The Rutgers PTL union pioneered the organization of adjunct professors, and the time is right for our union to again lead the way in fighting for and winning significant improvements in pay, benefits, and working conditions, as part of a broader movement that advocates for students and the community as well as faculty.
I have taught U.S. and New Jersey labor history in the Labor Studies department for the last seven years, and my book, Condensed Capitalism, examines how the workers at Camden's Campbell Soup Company built a strong and democratic union. Before working in the academic world, I held a number of jobs in different industries, organizing a union in one and acting as union shop representative in another. My research and experience has taught me that when unions involve their members in active and democratic locals and advance a broad and forceful program, they can build stronger organizations and win significant victories.

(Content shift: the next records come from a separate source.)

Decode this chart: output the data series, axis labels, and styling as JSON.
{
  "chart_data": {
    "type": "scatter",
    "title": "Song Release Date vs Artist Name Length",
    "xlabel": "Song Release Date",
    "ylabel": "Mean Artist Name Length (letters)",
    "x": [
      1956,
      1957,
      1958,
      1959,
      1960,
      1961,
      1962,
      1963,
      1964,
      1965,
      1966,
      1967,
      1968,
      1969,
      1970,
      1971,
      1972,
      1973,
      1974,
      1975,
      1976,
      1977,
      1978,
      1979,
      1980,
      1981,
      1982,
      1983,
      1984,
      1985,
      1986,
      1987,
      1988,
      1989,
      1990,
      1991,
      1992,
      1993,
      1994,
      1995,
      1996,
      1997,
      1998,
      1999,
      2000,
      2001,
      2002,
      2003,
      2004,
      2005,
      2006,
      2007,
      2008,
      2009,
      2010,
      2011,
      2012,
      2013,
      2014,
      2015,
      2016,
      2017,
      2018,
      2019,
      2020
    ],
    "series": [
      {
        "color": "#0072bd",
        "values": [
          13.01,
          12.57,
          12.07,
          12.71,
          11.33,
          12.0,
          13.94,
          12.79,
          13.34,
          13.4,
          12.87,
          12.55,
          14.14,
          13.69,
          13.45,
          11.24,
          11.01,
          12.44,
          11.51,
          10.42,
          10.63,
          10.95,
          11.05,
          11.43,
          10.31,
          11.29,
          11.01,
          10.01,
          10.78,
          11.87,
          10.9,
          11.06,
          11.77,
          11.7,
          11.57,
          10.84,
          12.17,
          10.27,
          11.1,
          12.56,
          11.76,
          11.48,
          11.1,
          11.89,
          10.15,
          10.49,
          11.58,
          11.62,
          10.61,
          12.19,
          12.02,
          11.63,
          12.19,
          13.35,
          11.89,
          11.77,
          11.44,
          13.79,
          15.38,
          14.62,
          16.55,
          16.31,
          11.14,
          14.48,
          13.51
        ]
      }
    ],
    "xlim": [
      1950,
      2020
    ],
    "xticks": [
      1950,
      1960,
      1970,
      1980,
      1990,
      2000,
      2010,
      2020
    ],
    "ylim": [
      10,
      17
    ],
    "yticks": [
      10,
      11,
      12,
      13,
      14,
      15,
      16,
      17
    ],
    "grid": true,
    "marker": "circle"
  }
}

To do my part to strengthen our union, I decided to run for the Executive Board last year. The past year on the board has been a rewarding and challenging experience. Our union made strong arguments for why we deserve transformative changes in our contract. To win such demands, however, we need a strategy to win, one that mobilizes our members, recognizes the power that comes from our essential position in the university, and unites in solidarity with the full-time union. But to get to that point, members need to feel a sense of ownership in their union and become more actively involved on a regular basis. As a member of the Executive Board, I have worked towards those goals, and I am heartened by the new movement among rank-and-file PTLs to build a fighting union. The next two years will be critical to transforming our union in preparation for the next contract battle. I will work vigorously to achieve that transformation.